Rutan is bringing together lawyers from its trial, real estate and government practices to work in the construction law group.
Steven Nichols, a litigator with experience in construction-related disputes, and Thomas Salinger, who also heads the firm’s trial section, are co-chairing the new group.
Including Nichols and Salinger, the new practice includes eight OC attorneys and three lawyers at Rutan’s San Jose office.
Clients include Lake Forest-based ARB Inc., Sylmar-based Tutor-Saliba Corp. and Watsonville-based Granite Construction Co.
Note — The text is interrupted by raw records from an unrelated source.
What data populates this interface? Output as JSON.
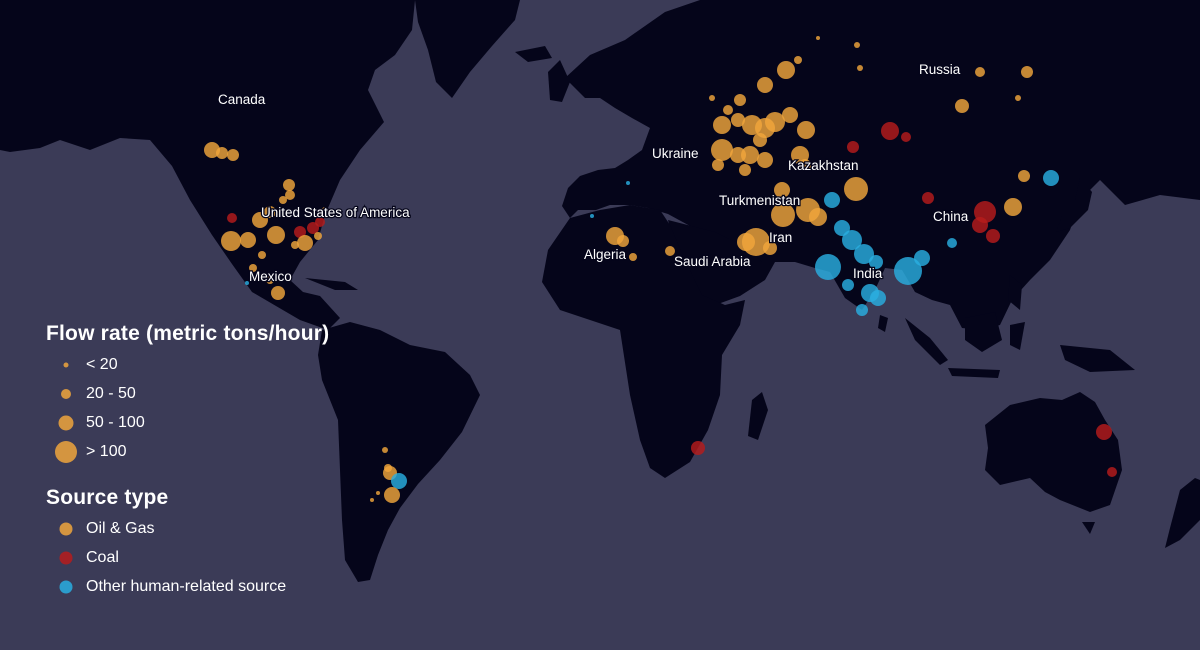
{
  "colors": {
    "ocean": "#3b3b57",
    "land": "#05051a",
    "oil_gas": "#f0a63c",
    "coal": "#b71c1c",
    "other": "#29aee0",
    "label_text": "#ffffff"
  },
  "country_labels": [
    "Canada",
    "United States of America",
    "Mexico",
    "Ukraine",
    "Kazakhstan",
    "Russia",
    "Turkmenistan",
    "Iran",
    "China",
    "Algeria",
    "Saudi Arabia",
    "India"
  ],
  "legend": {
    "flow_rate": {
      "title": "Flow rate (metric tons/hour)",
      "classes": [
        {
          "label": "< 20",
          "size_rank": 1
        },
        {
          "label": "20 - 50",
          "size_rank": 2
        },
        {
          "label": "50 - 100",
          "size_rank": 3
        },
        {
          "label": "> 100",
          "size_rank": 4
        }
      ]
    },
    "source_type": {
      "title": "Source type",
      "types": [
        {
          "key": "oil_gas",
          "label": "Oil & Gas",
          "icon": "orange-circle-icon"
        },
        {
          "key": "coal",
          "label": "Coal",
          "icon": "red-circle-icon"
        },
        {
          "key": "other",
          "label": "Other human-related source",
          "icon": "blue-circle-icon"
        }
      ]
    }
  }
}
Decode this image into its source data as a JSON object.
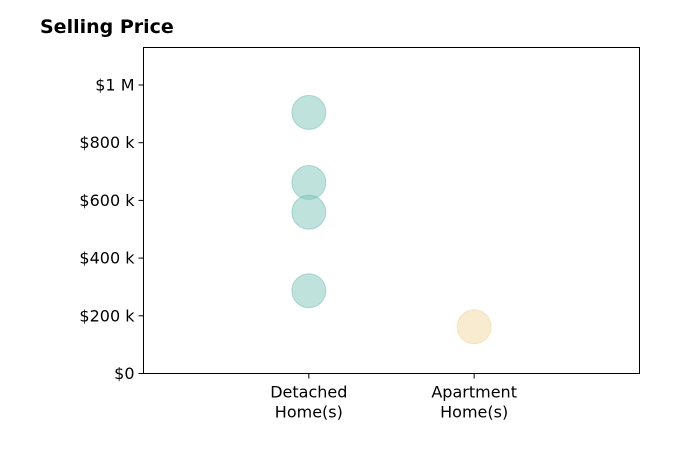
{
  "chart_data": {
    "type": "scatter",
    "title": "Selling Price",
    "xlabel": "",
    "ylabel": "",
    "categories": [
      [
        "Detached",
        "Home(s)"
      ],
      [
        "Apartment",
        "Home(s)"
      ]
    ],
    "xlim": [
      -1,
      2
    ],
    "ylim": [
      0,
      1130000
    ],
    "yticks": [
      0,
      200000,
      400000,
      600000,
      800000,
      1000000
    ],
    "ytick_labels": [
      "$0",
      "$200 k",
      "$400 k",
      "$600 k",
      "$800 k",
      "$1 M"
    ],
    "grid": false,
    "series": [
      {
        "category_index": 0,
        "color": "#7fc6bc",
        "edge_color": "#3fa596",
        "alpha": 0.5,
        "values": [
          905000,
          662000,
          559000,
          287000
        ]
      },
      {
        "category_index": 1,
        "color": "#f5deb0",
        "edge_color": "#e6c27a",
        "alpha": 0.6,
        "values": [
          162000
        ]
      }
    ]
  }
}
Rutan opened its San Jose office,its first outside OC,in August. The Silicon Valley office was spurred in part by William Eliopoulos, a partner at the new office who worked at Rutan as an associate in OC before moving to Northern California in 1985.
,Chris Cziborr
Samsung Orders $3.5M in Powerwave Products
Santa Ana-based Powerwave Technologies Inc. received $3.5 million in power amplifier orders from Samsung Electronics Co.
The amplifiers are set to be used in third generation, or “3G,” wireless network in South Korea. Powerwave expects to ship the amplifiers this quarter.
The sale is a small step in Powerwave’s diversification bid. In the first half of the year, Canada’s Nortel Networks Corp. made up 57% of Powerwave’s sales, up from 42% a year earlier.
Last month, Powerwave said it’s cutting 600 workers in Santa Ana and plans to contract out for production of its products in Asia.